Content checking is the basis for most anti-spam technology, and includes simple filtering based on certain words, attachment types (such as MP3 files), signatures, heuristics, and statistical analysis. The problem with simple filtering -- filtering all messages containing the words “Viagra” or “spam,” for example -- is that not only might there be legitimate messages containing those words, but that it’s easy to change the words, either by deliberate misspelling (“V!agra”) or by using an HTML message and inserting invisible characters between the visible ones. The same is true of signatures, where the filter looks for content similar to known spam. The tools spammers use to conceal or obfuscate the content of messages that filters look for continues to become more sophisticated.

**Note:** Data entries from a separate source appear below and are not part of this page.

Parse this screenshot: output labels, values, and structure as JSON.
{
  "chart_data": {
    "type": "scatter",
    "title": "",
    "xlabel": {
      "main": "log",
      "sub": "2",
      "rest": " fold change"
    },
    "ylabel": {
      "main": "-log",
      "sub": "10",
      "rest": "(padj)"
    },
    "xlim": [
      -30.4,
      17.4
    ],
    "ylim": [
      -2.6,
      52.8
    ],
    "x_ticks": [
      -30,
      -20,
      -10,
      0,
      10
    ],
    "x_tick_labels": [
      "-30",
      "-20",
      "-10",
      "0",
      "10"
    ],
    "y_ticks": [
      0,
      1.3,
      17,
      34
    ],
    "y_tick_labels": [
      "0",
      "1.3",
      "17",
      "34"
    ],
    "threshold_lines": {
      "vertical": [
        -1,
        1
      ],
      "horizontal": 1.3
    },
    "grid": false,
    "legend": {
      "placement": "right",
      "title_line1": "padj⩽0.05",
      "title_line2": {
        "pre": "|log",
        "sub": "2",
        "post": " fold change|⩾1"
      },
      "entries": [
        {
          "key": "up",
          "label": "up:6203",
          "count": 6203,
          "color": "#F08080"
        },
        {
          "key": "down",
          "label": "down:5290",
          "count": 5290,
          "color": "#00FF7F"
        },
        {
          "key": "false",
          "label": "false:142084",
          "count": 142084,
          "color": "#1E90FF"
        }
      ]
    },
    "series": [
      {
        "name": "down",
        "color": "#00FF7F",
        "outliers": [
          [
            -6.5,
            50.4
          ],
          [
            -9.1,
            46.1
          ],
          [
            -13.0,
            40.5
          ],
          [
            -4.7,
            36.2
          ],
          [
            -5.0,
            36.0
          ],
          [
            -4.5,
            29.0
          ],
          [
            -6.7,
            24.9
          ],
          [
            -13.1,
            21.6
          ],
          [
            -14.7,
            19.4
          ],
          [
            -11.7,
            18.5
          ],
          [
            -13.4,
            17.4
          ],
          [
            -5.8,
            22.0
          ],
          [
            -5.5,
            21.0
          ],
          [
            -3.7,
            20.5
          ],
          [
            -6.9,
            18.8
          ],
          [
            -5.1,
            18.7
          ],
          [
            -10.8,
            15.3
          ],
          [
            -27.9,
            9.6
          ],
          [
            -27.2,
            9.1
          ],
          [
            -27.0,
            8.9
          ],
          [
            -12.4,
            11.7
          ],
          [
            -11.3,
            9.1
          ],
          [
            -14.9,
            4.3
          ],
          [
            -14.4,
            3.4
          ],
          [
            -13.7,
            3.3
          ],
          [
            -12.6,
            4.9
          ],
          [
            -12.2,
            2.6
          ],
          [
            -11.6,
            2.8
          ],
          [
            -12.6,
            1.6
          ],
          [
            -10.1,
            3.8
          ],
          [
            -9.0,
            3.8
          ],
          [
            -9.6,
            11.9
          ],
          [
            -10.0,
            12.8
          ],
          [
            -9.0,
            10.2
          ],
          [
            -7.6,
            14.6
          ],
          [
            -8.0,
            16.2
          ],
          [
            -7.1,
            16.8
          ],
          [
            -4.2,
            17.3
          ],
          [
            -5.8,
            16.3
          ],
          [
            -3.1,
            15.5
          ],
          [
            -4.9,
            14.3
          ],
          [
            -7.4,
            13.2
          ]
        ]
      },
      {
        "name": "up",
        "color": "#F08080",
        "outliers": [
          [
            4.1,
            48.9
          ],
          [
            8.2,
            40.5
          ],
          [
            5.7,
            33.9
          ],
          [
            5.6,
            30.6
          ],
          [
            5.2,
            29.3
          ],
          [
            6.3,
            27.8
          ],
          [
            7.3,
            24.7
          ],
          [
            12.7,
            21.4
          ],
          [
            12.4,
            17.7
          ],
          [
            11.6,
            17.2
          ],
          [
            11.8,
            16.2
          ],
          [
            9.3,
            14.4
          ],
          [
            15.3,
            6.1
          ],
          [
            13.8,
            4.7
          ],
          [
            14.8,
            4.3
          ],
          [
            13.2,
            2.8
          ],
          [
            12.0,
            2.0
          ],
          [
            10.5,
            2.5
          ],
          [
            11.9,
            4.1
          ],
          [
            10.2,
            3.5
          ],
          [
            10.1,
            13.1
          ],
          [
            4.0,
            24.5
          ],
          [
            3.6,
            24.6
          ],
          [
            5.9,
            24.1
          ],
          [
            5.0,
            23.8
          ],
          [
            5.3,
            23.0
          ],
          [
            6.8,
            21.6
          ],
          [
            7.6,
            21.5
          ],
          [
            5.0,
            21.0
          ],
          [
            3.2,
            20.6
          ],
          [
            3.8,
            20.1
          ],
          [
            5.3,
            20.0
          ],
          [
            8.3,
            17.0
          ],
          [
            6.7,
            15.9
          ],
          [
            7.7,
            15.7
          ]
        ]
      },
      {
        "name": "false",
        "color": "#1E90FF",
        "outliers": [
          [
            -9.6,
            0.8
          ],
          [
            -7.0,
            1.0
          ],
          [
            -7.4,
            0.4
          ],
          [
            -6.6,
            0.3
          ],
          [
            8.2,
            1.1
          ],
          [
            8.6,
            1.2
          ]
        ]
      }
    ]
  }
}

As spammers become more adept at bypassing filters, anti-spam vendors must find more sophisticated methods of detecting spam. Heuristics uses a series of rules to score an e-mail, so that a message might get one point for containing the word “Viagra,” one point for a “click here” link, one point for a price ($19.99), one point for a “click here to unsubscribe” link, and one point for a URL that points to a known spam site. A score of three or more might get the message quarantined.
Bayesian filtering uses statistical analysis to detect spam. It looks at content and assigns a probability that a document is spam based on the number of documents defined as spam (or not spam) with similar content. Thus, a message containing “Viagra” would have a certain probability of being spam, but a message containing “V!agra” would have a much higher probability of being spam, since legitimate e-mail wouldn’t likely include the misspelling. Likewise, a message containing “RFP” (request for proposal) or “process,” for example, would have a very high probability of being legitimate mail.
All the products I tested use a combination of these techniques. Some combine heuristics with blacklists, or Bayesian analysis with source IP checking. As my tests show, today’s commercial products are extremely good at identifying spam. But even the best of them ultimately block some legitimate mail, if only because marketing e-mails and newsletters that people want have the same characteristics as those they do not want. All enterprise anti-spam solutions include whitelists, because no system is perfect.